The for-profit hospital chain Hospital Corporation of America is asking Gov. Rick Scott to raise taxes on hospitals.
Presidents from the four HCA hospital regions in Florida sent a letter to Scott regarding the Commission on Healthcare and Hospital Funding saying that the Low Income Pool is not a long- term solution and that Scott consider increasing a tax hospitals currently pay and putting the new revenue into an increase in hospital base rates.
Current base rates are insufficient to fairly compensate hospitals, the letter notes, and increasing the PMATF would provide broad- based financing for the state match.
The Public Medical Assistance Trust Fund is a tax on hospitals’ annual net operating revenues. There is a 1.5 percent assessment on hospital inpatient care and a 1 percent assessment on hospital outpatient care.
HCA says increasing the tax rates by .5 percent would bring in an additional $200 million, which when matched with federal dollars would total $500 million, far less than the current LIP program. In order to reach the current level of LIP funding each tax on inpatient and outpatient revenue would need to be increased by 1.5 percent, each.

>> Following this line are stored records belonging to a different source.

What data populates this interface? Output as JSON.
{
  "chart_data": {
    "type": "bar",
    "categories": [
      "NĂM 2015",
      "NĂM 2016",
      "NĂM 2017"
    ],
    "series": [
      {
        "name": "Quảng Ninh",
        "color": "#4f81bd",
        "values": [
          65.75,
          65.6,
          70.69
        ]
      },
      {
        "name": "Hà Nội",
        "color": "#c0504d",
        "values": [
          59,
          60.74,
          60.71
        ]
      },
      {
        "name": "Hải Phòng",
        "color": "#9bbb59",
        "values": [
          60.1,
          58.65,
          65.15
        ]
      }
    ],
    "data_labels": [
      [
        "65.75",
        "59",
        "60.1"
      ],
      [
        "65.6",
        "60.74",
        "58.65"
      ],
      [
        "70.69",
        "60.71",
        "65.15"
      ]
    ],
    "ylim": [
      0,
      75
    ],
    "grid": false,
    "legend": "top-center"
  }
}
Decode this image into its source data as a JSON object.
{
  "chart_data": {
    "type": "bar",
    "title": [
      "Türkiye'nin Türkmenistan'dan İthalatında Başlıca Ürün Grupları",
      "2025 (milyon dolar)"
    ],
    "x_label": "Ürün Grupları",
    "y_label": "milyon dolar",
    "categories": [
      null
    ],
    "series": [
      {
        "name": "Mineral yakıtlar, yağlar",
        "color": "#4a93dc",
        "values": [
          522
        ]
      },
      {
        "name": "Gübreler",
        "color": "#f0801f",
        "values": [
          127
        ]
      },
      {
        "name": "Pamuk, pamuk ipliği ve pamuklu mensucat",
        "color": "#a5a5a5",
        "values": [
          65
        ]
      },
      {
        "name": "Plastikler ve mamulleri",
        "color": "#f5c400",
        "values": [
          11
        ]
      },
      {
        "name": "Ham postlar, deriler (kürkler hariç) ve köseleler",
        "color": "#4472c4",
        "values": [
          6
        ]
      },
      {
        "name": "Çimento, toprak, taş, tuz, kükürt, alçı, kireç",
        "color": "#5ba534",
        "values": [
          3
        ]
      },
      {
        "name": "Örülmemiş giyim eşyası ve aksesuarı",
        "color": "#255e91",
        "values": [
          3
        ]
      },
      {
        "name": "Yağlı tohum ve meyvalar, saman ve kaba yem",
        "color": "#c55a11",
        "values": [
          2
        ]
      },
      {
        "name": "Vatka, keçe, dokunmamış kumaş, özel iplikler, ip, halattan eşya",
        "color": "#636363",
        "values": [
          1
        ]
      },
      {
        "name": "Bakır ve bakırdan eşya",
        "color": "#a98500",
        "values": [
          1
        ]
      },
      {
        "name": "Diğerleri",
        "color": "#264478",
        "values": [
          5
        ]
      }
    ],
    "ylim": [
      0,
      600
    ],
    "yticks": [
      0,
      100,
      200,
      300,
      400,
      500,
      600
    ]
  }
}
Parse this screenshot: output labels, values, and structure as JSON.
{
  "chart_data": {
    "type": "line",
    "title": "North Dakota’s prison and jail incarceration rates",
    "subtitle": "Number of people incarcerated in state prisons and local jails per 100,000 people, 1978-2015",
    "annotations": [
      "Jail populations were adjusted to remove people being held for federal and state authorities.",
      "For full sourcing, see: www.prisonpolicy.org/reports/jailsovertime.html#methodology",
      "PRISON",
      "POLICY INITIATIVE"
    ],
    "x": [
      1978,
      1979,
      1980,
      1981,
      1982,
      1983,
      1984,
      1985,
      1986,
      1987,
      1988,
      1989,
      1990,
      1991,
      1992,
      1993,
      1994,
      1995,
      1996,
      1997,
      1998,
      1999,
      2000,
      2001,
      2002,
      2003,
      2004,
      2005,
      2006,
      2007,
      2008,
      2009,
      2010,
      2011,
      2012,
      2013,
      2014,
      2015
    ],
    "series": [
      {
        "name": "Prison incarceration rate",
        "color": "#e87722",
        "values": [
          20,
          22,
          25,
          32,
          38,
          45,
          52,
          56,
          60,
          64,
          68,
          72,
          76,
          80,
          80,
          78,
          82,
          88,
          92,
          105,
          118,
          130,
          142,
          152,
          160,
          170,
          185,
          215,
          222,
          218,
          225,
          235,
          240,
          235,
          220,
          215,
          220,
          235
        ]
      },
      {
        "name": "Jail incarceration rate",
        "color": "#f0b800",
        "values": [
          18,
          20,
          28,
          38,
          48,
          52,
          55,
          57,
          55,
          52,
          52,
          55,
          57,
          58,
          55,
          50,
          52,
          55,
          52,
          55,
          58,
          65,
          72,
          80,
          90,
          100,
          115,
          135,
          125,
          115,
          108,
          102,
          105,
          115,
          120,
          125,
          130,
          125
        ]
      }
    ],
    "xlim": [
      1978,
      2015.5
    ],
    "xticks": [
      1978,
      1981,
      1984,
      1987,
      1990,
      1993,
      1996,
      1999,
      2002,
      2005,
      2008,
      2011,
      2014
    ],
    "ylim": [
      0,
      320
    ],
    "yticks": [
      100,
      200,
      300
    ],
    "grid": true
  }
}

“This approach ensures that each hospital’s payments are directly related to the hospital’s provision of care to Medicaid patients,” the letter reads.
HCA also warns that some hospitals that have disproportionately benefitted from the supplemental Medicaid program called Low Income Pool may suggest reimbursement rates should take into consideration other services such as pediatric care or graduate medical education. “We urge you to avoid dilution of a consistent Medicaid payment rate Medicaid rate that ensures equal payment for equal services throughout the state.”
The letter was signed by Michael Joseph, president, east Florida region; Michael Joyce, president of the North Florida region; Peter Mamersteim, president of the West Florida division; and Hugh Tappan, president of the southeast Florida division.
The letter lists the accomplishments of the 46 HCA affiliated hospitals in Florida. Combined the hospitals accounted for more than 22 percent of all Medicaid and uncompensated emergency department visits and with 18,000 births ranked first in the number of Medicaid and uncompensated care deliveries.
The facilities maintain that they received just under 4 percent of LIP payment in 2014-15, net intergovernmental transfers, and that other hospitals in the state receive more Medicaid supplemental payments even though they don’t provide as much care.
The HCA letter is in contrast to the letter sent by the Florida Hospital Association on Monday. That letter advises the governor and his commission against increasing the Public Medical Assistance Trust Fund on hospitals.